Even in New Mexico she has not abandoned this pursuit. In recent weeks, she has provided a safe house for a woman who has absconded from Britain with a “tug of love” foster child. Although the child, a black girl aged 8, is a ward of the High Court, Pizzey has decided that, whatever British justice might say, the girl will not be returned to her father.
When Pizzey left Britain to write novels four years ago, it had become clear that the self-confident determination that leads Pizzey to take such actions was increasingly directed at those who should have been her friends. Now she has only contempt for the women’s movement, or “that bunch of smell lesbians” as she gleefully describes them.
Her attacks on women, however, are matched by a brusque antagonism towards almost everybody else. Britain, she explains, is an “arsehole country”, where the only place worth staying is London’s Savoy Hotel. “It’s just a very boring, dull, grey place now,” she says of England, pausing to sip her tea.
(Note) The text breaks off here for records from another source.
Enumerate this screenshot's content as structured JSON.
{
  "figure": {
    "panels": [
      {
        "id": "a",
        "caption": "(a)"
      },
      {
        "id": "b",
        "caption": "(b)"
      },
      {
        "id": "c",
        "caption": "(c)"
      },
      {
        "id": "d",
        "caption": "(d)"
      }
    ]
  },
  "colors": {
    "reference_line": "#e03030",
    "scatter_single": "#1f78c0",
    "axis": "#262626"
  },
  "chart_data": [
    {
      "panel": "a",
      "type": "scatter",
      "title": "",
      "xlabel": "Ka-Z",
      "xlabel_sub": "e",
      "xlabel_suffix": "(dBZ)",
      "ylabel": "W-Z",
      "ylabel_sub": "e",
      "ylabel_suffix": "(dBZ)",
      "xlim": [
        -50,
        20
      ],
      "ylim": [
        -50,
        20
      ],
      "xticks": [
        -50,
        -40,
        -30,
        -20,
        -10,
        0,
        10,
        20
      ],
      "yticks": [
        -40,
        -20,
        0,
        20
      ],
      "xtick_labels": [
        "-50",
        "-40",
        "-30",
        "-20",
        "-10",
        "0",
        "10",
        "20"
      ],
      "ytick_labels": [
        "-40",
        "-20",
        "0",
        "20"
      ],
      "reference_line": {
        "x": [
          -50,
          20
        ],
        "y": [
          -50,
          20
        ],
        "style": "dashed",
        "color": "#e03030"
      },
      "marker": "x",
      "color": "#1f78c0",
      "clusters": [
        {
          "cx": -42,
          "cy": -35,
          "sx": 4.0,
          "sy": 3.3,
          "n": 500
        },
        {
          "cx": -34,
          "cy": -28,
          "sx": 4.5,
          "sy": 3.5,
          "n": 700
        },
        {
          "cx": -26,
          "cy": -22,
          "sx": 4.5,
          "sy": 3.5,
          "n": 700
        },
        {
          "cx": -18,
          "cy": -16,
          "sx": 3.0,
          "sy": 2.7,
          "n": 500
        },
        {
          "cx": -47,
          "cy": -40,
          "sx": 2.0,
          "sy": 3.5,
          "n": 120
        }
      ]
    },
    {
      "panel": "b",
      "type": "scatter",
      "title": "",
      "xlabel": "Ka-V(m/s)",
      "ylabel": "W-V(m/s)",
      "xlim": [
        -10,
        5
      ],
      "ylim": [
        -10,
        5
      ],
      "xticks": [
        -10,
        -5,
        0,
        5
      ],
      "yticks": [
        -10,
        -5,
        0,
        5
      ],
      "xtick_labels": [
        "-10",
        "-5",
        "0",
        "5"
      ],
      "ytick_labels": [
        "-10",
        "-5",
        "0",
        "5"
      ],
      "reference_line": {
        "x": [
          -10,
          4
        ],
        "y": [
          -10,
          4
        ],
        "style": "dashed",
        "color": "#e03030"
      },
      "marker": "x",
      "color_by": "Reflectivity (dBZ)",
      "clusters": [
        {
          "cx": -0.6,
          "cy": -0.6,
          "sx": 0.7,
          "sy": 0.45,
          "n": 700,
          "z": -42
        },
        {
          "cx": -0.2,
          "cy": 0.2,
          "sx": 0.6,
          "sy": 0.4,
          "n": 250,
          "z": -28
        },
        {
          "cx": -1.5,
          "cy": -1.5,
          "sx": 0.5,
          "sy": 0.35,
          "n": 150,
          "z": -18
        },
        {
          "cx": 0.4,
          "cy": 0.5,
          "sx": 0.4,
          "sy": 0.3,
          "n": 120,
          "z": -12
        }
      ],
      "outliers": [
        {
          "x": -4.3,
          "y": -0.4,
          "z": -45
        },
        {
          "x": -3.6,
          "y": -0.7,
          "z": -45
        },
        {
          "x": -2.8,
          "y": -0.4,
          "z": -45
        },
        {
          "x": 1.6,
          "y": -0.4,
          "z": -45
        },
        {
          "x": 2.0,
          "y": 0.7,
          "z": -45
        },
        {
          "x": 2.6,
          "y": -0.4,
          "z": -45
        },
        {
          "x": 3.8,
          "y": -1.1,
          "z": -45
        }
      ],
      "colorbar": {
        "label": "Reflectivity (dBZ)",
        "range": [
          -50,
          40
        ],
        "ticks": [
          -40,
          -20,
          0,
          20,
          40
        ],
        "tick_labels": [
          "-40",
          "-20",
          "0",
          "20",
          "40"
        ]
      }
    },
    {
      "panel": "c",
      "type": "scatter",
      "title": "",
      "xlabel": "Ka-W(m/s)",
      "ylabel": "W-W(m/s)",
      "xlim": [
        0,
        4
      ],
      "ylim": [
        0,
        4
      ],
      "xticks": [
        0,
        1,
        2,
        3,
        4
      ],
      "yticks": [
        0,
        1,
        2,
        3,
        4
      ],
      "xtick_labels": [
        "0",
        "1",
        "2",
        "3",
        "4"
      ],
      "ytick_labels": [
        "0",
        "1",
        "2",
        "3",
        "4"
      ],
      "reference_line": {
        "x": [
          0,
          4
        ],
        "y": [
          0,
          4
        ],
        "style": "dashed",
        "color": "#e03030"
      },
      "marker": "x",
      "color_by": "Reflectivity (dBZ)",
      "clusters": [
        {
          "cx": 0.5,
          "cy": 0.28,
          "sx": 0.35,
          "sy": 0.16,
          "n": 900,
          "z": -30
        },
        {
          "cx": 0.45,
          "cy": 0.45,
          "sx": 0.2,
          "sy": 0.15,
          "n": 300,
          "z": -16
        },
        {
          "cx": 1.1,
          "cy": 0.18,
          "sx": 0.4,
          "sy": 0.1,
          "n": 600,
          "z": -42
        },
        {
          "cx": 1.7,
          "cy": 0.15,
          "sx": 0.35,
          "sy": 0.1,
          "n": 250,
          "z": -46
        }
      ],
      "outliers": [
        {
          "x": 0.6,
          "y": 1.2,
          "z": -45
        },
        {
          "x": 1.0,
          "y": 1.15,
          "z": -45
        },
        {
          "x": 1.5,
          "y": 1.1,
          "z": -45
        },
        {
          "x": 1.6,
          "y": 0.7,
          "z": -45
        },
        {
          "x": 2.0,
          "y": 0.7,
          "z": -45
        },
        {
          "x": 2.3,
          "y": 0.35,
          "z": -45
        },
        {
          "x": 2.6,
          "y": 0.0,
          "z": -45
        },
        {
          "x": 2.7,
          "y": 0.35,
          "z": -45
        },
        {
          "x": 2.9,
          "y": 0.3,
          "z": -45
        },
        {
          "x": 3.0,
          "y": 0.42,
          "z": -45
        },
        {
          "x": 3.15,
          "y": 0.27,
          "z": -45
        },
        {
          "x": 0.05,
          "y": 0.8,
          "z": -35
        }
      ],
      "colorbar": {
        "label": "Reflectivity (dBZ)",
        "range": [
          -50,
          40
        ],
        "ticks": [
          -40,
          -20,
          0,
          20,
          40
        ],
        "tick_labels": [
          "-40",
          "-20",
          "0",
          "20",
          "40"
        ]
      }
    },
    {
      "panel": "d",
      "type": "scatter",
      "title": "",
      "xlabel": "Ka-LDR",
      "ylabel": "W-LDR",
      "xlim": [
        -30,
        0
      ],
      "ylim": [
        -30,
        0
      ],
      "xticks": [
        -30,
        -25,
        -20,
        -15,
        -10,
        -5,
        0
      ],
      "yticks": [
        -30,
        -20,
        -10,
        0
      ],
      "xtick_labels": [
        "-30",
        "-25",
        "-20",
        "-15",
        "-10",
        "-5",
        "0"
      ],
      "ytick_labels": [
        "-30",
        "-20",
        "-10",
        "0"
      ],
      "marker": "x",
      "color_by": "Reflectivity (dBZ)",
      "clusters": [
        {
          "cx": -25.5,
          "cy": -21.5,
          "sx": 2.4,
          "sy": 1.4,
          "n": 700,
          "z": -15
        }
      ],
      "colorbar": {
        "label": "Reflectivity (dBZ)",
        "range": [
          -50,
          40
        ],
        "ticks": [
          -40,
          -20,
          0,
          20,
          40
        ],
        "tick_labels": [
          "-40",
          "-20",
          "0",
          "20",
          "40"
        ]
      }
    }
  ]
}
Santa Fe is a tolerant town, where the culture fuses Indian, Hispanic and Anglo traditions, but even her neighbours get short shrift. “They are roughnecks around here,” she says, looking across to neighbouring plots, where the likes of lawyers and doctors live. “This is the biggest house here and the women are appallingly envious.”
To help her survive the isolation, Pizzey is collecting around her the family she dominates. Besides Shapiro, there is her daughter Cleo, aged 24, grandchildren Kita and Amber, her “son” Russ, who is in his 20s, black and is not related by blood. Then there is Lucy, a 23-year-old student, Frank, 28, a visiting missionary, and Chad, 9, a sort of boy-from-next-door.
Challenging the world, of course, can take a terrible toll. Her own domestic life is anything but violent and yet Pizzey seems battered and almost broken by the conflicts she has sought. Despite her cheerful attacks on her former foes, the occasional caustic humour cannot disguise the change.
Pizzey these days seems tired. For four months lately she has been ill in bed and now has such trouble with her left leg that she needs to keep it constantly rested. “Well, it has all ruined my health,” she says, in the commendably blunt manner with which she habitually confronts the truth.
“I have always had very high blood pressure and when I was still in England my doctor warned me that I was at risk of having a heart attack,” she explains, as some of her eight dogs settle around us in the boiling noontime shade. “But Jeff said: ‘I am taking you away from all this,’ and so here we are.”
It could have been an ideal home were it not for the way she is. The neighbours, she says, are shooting her dogs, and she feels it is time to move once more. Money is running out and the house is up for sale.
“When we leave here we are going to buy a 2,000-acre ranch in the desert where nobody can trouble us,” she says, getting up to go and look at something in the kitchen. “We are going to have a machine gun and we will be able to kill people and bury them, and nobody would know they were there.”